Así, en las pocas ocasiones en que uno atina a subirse al tren en hora, se produce un mágico reenganche con el mundo. Se trata de una cuestión estrictamente musical que permite recobrar el aliento, retomar el pulso de la vida, ponerse al día y disfrutar larga y separadamente de cada segundo. En ese momento se desata un estremecimiento eufórico que, con forma de globo de hidrógeno, sube desde el pecho hacia la boca. Es una oportunidad que no debe perderse lanzándose a la ola precipitadamente: hay que mimar el delicado ascenso del globo para
que nuestro reloj, loco y sin pauta, no se descuelgue; o acaso, ya que es un remolque muy grande y muy pesado, no se lance inercialmente hacia delante atropellándolo todo, como un caballo que se asoma a la cabeza de la carrera pero que se descalabra antes de terminarla. Entonces, cuando el globo se encuentre en un sitio muy céntrico del pecho, hay que irlo apretando lentamente para que, como una esponja que se escurre, su energía se vaya infiltrando en la sangre del cuerpo, adecuando sus efectos al momento y prolongándolos en el tiempo.

El ritmo del alma viene dado, cambia como el aire y no puede manipularse con argumentos de razón que, como este post, no pasan de ser una simple representación del problema. Aún así, recordar que tenemos tiempo, que no somos independientes de las cosas ahí fuera sino que somos las cosas mismas, demuestra que, aunque podamos establecer un sistema contrario al mundo, no puede funcionar. Mientras haya un resquicio, lo mejor es intentar contagiarse del compás de las cosas cotidianas y tejer sobre él nuestra canción, así podremos seguir la película de corrido y sin necesidad de pausarla a cada poco, hasta ser quizá un día uno de esos ancianos que se recrean en mirar, como si acaso pudiesen entenderlo todo.

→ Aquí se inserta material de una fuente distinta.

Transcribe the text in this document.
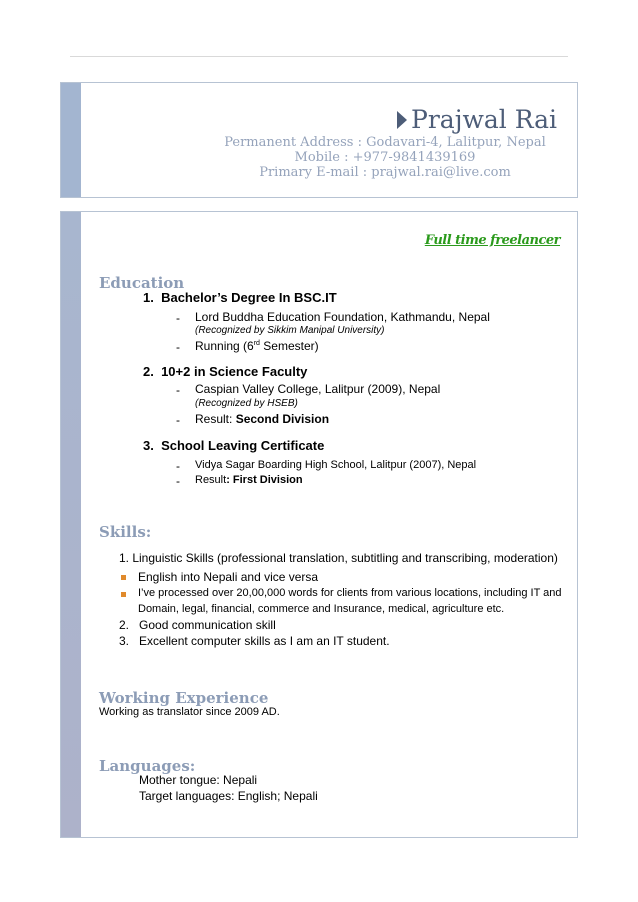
Prajwal Rai
Permanent Address : Godavari-4, Lalitpur, Nepal
Mobile : +977-9841439169
Primary E-mail : prajwal.rai@live.com
Full time freelancer
Education
1. Bachelor’s Degree In BSC.IT
- Lord Buddha Education Foundation, Kathmandu, Nepal
(Recognized by Sikkim Manipal University)
- Running (6rd Semester)
2. 10+2 in Science Faculty
- Caspian Valley College, Lalitpur (2009), Nepal
(Recognized by HSEB)
- Result: Second Division
3. School Leaving Certificate
- Vidya Sagar Boarding High School, Lalitpur (2007), Nepal
- Result: First Division
Skills:
1. Linguistic Skills (professional translation, subtitling and transcribing, moderation)
English into Nepali and vice versa
I’ve processed over 20,00,000 words for clients from various locations, including IT and
Domain, legal, financial, commerce and Insurance, medical, agriculture etc.
2.   Good communication skill
3.   Excellent computer skills as I am an IT student.
Working Experience
Working as translator since 2009 AD.
Languages:
Mother tongue: Nepali
Target languages: English; Nepali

Quedarse atascado en la relación con el mundo es, en mi caso, consecuencia de un 'efecto embudo': cuando el canal no tiene la suficiente capacidad, las cosas se van quedando fuera haciendo cola, en estado de espera, y cuanta más cola hay, menor es la capacidad reactiva al medio y mayor la lista de obligaciones desatendidas. Dado que todo parte de un problema de ritmo, la música frecuentemente aligera ese peso, abre las puertas y ensancha el cauce del río para que entre mansamente el abismal acorde del mundo. Desde que todo se digiere en el acto, hay una buena oportunidad para prestar atención a las cosas alrededor, porque todas sus ondulaciones se aparecen entonces rítmicas, hermosas y llanamente comprensibles.

Foto: evacuación de Houston por el huracán Rita en 2005 [fuente].